Consider it a parting gift from U.S. Senator Tom Coburn to American taxpayers.
Sen. Coburn, R-Oklahoma, said he is leaving Congress at the end of the year, but Tuesday he released a 320-page report that could keep his name at the center of tax reform efforts in the nation's capital for a long time to come. The report, entitled ‘Decoding the Tax Code,' is a broadside at the current tax code and its defenders, and is Coburn's final official attempt to advocate for federal tax reform.
In a news conference Tuesday afternoon, Dr. Coburn said the tax code has become so complicated, more than 9,000 pages in length, that no two accountants would prepare a return the same way. He said reform is a common theme in Washington, but few members of Congress are willing to follow through.

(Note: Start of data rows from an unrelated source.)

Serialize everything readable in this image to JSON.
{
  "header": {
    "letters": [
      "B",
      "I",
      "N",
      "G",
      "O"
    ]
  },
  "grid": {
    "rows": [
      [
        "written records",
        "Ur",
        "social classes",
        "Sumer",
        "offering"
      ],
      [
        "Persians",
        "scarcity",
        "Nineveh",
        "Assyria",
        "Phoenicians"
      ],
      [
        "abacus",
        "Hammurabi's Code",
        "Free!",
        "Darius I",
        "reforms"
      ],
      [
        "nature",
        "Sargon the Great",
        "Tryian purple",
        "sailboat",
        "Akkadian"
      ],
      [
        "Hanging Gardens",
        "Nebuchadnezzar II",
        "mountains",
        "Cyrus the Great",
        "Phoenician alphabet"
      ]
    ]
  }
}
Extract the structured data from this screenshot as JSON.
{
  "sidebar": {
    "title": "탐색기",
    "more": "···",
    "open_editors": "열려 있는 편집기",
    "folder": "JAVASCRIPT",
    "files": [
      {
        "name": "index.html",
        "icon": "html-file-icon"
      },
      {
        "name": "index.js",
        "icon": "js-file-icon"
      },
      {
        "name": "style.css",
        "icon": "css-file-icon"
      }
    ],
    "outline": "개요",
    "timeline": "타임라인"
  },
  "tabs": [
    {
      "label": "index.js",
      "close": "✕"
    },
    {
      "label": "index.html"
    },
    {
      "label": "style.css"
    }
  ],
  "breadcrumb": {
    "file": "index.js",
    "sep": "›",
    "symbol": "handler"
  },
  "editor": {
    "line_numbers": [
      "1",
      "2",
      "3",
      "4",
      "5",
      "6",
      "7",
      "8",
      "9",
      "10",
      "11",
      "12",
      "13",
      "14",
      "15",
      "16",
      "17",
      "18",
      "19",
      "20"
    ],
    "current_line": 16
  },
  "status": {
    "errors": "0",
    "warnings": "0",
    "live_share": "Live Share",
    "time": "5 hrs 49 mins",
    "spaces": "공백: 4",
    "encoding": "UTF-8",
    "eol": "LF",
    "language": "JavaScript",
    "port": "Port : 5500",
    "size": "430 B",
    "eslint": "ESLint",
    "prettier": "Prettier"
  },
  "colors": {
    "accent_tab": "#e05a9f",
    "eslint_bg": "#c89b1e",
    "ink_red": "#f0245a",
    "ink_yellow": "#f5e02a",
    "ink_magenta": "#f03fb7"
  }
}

"You hear all sorts of members of Congress say we need to change the tax code," said Sen. Coburn, "but you never hear them say what, specifically, we need to change."
The report was an attempt, Coburn said, to put the tax breaks, deductions and exclusions in layman's terms.
"We wanted people to be able to go to every section of the tax code," said Coburn, "and see here's how much it costs, here's where it's going, here's who's getting it, here's the fraud associated with it."
The report claimed there are more than $900 billion in tax giveaways this year alone. That's more than half of the $1.7 trillion collected in federal income tax.
The report pointed to many examples of people taking advantage of tax loopholes when they are, in theory, those least in need of a tax break. Coburn cited pop star Lady Gaga and her 501 (c)(3) tax-exempt Born This Way Foundation. The report claims the charity raised $2.6 million in 2012, but only gave away $5,000.
Coburn said most of these exemptions in the code are not the fault of the IRS.
"This is members of Congress doing things parochially," said Coburn, "doing things that benefit, either individual members, or individual states, or individual industries, to the benefit of the members of Congress, not necessarily to the benefit of the country as a whole."
The bottom line, Coburn said, is that the tax code is not just complicated, it's unfair. He said the current code should be discarded and Congress should adopt a national sales tax or a flat tax.
Of course, he won't be around to help make that happen. Coburn's last day in office is Jan. 2.